La identidad sámi es plural: se expresa en varias lenguas, en prácticas de pastoreo de renos, en artesanía (duodji), en música y en formas de relación con la naturaleza que ofrecen lecciones sobre sostenibilidad. A pesar de su riqueza cultural, los samis han sufrido colonización, pérdida de tierras y discriminación estructural, desafíos que persisten y que exigen políticas públicas y diálogo continuo.
Datos clave sobre el pueblo sámi
- Territorio: Sápmi abarca zonas del norte de Suecia, Noruega, Finlandia y Rusia.

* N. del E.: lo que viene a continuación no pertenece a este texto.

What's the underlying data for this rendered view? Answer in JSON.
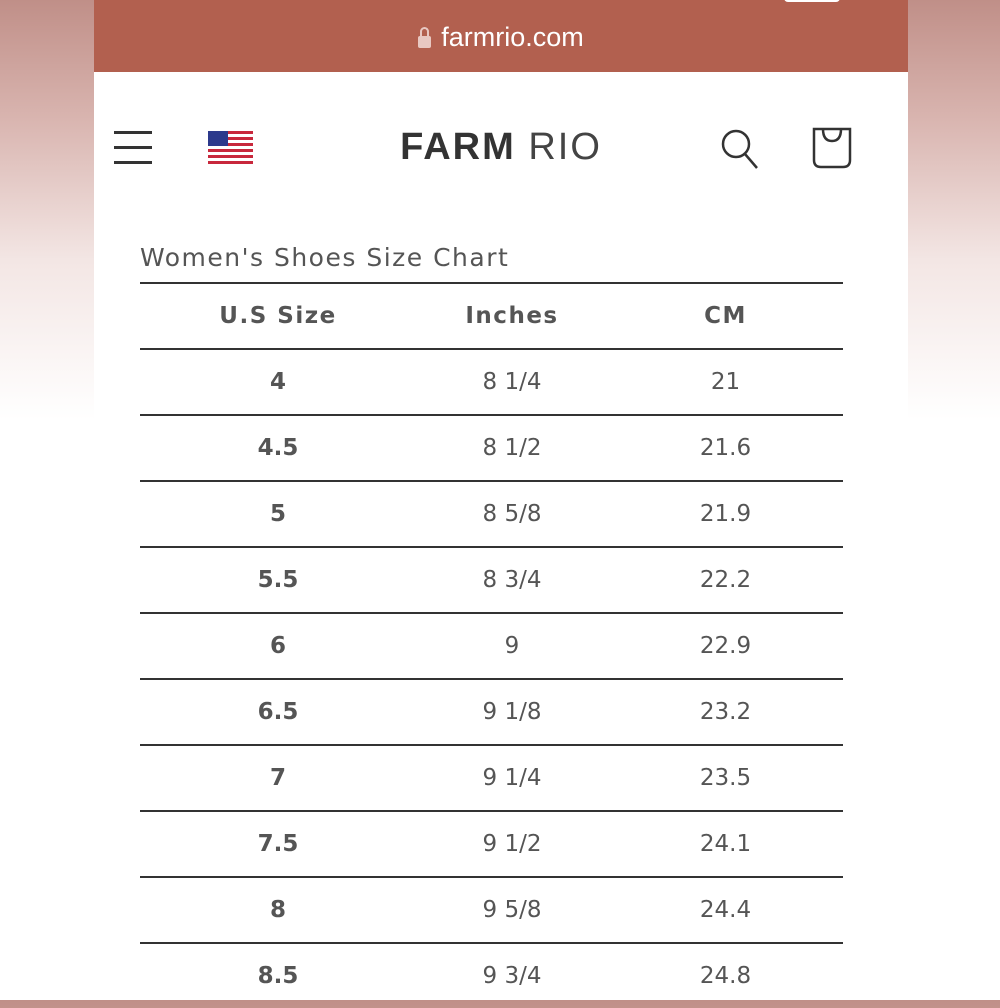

- Población estimada: alrededor de 80 000–135 000 personas en toda la región circumpolar, con comunidades significativas en Noruega y Suecia.
- Lenguas: el conjunto de lenguas sámi se organiza en tres grandes grupos lingüísticos con múltiples variantes; las diferencias entre algunas de estas lenguas pueden ser tan marcadas como las que existen entre idiomas escandinavos.
- Instituciones: en Suecia funciona el Sametinget (Parlamento Sámi), elegido por la propia comunidad para representar intereses culturales y políticos.
Voces y cultura contemporánea
Artistas, cineastas y escritoras sámi han llevado historias y sonidos al escenario internacional: el jojk ha llegado a audiencias masivas; la literatura y el cine sámi han abierto debates sobre memoria y derechos; y músicas como Sofia Jannok y Maxida Märak combinan arte y activismo. La película Sameblod y autores contemporáneos han contribuido a visibilizar episodios de discriminación y la búsqueda de dignidad.
Llamado a la acción
Hoy, más que celebrar, es urgente escuchar y apoyar las demandas sámi por tierras, lenguas y justicia. Instituciones, medios y ciudadanía pueden contribuir difundiendo conocimiento, respetando derechos y promoviendo políticas que reparen el pasado y garanticen un futuro digno para Sápmi.